Elijah then further clarifies God’s promises: “For thus says the Lord the God of Israel: The jar of meal will not be emptied and the jug of oil will not fail until the day that the Lord sends rain on the earth” (1 Kings 17:14). God will provide the widow and her son the means to survive this terrible drought, for which God is responsible (cf. 1 Kings 17:1-7). Like Hagar and her son, this widow and her son were not forgotten by the God of Israel, who notices the loss of even one sparrow (Matthew 10:29-31). Once condemned to hunger, death, and suffering, the widow is given a new word that nullifies her original death sentence. Death is swallowed up in promise, despair in hope. The reversal of death in this story (vv. 8-16) anticipates the literal reversal of death in the next (vv. 17-24).

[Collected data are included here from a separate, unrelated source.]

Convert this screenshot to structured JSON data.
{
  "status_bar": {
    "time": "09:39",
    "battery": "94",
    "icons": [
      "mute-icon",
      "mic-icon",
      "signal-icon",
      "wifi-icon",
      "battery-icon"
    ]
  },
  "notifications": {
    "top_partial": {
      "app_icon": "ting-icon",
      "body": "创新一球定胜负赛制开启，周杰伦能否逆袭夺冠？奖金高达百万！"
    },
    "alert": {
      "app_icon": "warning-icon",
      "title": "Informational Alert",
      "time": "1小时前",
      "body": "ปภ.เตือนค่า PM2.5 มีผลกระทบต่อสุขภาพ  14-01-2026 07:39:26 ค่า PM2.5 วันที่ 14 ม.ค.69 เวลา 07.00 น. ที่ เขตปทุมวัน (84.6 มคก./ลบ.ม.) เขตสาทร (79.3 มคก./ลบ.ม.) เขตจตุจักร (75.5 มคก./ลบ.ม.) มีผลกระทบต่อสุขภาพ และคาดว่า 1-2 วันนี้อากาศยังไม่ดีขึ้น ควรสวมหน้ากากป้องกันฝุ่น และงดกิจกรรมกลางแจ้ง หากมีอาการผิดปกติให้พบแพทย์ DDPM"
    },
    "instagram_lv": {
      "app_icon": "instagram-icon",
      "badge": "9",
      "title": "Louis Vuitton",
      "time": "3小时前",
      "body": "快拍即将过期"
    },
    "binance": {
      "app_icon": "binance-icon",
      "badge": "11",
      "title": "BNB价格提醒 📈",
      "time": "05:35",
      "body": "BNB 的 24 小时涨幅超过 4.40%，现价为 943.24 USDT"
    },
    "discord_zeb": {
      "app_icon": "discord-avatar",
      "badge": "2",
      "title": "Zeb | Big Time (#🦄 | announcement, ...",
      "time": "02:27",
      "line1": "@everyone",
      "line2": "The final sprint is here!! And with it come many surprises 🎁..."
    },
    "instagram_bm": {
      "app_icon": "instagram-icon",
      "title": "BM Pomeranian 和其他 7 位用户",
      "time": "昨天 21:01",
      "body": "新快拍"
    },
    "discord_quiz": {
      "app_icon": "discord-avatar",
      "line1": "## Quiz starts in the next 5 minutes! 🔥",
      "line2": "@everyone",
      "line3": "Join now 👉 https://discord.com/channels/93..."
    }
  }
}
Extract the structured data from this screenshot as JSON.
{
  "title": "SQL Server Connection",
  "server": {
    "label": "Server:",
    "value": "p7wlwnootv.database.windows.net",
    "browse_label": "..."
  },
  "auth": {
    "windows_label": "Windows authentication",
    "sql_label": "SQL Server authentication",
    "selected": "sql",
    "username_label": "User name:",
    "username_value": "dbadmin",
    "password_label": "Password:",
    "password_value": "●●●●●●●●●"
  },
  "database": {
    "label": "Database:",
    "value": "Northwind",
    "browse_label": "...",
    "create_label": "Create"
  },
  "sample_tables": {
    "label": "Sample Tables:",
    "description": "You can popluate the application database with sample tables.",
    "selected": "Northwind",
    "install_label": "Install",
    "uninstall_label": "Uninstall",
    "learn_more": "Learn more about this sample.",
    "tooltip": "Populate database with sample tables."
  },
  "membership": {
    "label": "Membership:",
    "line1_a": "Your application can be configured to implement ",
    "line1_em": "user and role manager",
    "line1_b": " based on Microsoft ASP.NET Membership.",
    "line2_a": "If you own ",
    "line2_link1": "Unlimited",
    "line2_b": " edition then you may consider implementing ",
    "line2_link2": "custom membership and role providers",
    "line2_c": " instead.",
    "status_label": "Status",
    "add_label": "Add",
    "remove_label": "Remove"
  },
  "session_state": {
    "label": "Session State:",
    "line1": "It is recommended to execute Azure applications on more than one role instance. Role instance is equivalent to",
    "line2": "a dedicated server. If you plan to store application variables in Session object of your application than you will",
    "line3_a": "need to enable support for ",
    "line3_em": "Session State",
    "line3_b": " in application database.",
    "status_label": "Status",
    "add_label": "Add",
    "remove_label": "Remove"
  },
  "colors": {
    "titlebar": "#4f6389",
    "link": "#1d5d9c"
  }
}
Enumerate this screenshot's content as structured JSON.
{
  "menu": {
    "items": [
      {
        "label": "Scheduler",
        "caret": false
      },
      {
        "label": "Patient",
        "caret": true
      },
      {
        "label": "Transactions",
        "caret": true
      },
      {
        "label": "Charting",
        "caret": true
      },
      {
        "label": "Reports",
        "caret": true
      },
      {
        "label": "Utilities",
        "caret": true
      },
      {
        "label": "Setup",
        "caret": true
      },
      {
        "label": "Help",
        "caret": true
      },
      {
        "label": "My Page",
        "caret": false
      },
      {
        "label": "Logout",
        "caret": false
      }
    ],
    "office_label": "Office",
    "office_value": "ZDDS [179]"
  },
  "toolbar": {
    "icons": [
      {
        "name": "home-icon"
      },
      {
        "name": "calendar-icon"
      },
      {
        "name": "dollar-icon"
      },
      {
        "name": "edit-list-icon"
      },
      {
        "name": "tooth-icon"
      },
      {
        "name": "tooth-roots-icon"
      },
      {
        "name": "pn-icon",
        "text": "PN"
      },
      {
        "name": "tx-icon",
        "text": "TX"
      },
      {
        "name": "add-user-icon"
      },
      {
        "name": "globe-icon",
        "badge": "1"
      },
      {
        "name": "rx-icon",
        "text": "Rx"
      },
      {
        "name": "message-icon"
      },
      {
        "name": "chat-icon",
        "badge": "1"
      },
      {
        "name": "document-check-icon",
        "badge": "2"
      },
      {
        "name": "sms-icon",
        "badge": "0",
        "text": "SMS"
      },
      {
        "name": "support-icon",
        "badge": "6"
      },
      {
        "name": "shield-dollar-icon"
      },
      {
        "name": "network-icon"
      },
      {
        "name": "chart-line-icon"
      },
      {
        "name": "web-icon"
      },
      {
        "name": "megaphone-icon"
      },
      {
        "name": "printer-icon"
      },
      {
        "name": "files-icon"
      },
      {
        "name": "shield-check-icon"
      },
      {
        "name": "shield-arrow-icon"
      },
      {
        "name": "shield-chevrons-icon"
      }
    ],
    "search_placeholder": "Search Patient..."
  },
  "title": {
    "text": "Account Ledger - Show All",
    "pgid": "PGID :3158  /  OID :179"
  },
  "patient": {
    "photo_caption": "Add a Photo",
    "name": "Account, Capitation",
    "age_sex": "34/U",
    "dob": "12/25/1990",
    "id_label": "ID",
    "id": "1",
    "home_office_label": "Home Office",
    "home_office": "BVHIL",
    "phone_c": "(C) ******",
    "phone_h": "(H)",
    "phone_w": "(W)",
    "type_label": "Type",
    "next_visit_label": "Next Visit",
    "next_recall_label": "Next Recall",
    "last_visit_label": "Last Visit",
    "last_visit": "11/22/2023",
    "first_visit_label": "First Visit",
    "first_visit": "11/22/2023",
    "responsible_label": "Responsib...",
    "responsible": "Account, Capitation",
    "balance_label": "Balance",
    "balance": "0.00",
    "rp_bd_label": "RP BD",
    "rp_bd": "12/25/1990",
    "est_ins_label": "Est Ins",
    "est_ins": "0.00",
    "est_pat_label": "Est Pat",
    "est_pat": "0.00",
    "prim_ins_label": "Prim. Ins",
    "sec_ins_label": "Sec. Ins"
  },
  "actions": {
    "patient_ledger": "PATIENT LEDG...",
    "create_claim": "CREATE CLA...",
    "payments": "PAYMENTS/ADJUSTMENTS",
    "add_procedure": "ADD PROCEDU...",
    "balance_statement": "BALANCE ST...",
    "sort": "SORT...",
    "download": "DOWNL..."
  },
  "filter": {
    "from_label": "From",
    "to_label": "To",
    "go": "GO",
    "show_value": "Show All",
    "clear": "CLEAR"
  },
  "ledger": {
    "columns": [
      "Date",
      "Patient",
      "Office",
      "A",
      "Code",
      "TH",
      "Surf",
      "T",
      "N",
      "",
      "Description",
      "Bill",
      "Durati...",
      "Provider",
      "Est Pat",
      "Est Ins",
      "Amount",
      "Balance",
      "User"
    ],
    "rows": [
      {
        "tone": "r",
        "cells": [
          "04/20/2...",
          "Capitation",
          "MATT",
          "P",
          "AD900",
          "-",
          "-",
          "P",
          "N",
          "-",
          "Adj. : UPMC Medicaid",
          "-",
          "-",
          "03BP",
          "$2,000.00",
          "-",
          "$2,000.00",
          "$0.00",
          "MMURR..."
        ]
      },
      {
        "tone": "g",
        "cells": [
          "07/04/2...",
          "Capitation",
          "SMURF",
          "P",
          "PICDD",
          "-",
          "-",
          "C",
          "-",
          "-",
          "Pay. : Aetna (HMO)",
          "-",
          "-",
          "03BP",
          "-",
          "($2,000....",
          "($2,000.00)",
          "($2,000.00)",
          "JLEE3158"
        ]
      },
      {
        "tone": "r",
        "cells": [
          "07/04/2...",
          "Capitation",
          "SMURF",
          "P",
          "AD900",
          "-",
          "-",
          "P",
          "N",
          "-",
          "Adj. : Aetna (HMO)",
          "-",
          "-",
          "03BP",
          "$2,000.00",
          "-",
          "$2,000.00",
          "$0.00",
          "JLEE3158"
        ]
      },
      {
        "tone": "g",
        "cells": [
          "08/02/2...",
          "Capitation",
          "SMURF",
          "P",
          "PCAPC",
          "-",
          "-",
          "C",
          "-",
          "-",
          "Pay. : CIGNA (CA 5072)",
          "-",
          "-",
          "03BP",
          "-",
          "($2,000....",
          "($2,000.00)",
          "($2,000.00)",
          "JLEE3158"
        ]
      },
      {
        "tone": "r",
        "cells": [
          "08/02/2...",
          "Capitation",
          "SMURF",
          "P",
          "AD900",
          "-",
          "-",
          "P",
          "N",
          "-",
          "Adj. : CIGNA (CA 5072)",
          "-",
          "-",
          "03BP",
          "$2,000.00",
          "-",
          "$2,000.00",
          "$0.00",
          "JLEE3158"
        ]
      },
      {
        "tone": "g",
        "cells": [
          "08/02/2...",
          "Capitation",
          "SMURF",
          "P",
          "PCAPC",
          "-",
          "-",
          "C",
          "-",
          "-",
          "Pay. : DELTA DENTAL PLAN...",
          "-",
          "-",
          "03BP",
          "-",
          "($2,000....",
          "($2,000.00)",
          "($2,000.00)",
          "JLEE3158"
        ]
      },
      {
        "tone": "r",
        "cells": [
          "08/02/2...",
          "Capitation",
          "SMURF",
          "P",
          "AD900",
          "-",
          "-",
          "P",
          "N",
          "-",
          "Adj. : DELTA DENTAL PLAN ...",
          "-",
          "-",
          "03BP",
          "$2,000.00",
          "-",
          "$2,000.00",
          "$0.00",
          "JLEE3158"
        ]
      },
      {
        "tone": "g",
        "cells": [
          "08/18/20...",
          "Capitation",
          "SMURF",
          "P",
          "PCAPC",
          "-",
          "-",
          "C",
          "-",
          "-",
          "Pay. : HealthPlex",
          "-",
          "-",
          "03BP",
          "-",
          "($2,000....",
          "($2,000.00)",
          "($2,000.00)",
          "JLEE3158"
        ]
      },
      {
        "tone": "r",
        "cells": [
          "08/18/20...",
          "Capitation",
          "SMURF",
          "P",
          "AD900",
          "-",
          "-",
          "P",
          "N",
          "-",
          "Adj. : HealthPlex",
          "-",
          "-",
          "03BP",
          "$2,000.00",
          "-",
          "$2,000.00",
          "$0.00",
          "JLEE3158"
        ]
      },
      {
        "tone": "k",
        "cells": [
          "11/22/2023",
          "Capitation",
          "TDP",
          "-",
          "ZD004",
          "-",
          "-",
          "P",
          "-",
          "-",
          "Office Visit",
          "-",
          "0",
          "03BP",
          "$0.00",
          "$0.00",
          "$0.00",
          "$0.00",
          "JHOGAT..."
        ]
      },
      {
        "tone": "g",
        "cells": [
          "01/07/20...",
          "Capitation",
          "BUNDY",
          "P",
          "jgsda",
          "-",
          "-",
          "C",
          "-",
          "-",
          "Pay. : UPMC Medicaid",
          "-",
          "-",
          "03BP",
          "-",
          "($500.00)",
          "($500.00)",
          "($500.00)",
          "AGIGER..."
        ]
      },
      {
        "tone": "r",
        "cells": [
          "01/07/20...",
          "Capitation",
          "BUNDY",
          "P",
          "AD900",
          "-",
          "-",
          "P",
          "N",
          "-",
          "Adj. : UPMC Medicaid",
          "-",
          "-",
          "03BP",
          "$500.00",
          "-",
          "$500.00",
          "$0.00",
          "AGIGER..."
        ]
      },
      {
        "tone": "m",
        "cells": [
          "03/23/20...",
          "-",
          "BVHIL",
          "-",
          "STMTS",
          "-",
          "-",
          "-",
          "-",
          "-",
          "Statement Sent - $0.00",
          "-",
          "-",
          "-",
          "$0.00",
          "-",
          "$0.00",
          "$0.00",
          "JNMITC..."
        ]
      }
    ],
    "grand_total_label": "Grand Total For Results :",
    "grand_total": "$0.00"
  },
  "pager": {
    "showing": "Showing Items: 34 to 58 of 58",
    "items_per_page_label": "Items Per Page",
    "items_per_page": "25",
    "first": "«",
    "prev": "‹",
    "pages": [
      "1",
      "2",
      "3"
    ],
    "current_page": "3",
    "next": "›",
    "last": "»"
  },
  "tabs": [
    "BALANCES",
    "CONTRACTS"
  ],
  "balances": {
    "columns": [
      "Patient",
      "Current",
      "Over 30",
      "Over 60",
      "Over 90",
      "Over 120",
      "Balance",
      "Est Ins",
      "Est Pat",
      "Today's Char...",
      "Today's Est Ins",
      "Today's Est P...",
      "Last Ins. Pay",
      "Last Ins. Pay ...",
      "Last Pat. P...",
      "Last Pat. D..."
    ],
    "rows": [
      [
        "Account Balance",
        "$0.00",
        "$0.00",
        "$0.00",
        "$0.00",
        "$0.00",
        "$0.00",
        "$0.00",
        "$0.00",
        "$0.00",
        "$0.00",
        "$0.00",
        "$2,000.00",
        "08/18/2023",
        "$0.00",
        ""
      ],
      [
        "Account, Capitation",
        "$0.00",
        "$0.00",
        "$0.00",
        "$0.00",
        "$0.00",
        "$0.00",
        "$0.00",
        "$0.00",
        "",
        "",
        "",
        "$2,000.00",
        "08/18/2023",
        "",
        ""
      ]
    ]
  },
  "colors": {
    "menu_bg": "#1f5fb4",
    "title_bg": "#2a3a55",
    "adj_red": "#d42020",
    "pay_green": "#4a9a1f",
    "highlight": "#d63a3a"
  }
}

Animating this story is the painful contradiction between God’s word of promise and a death sentence. Elijah’s ministry in this story is to bring a word from the outside that silences and finally nullifies the death sentence resting over the head of the widow and her son. This gracious gift of salvation comes in the form of sustenance — daily bread. While most of us will not find ourselves preaching to drought-afflicted persons, we will be preaching to people who live in various ways under a death sentence. And like Elijah, we are also called to bring a sustaining word of promise from the outside.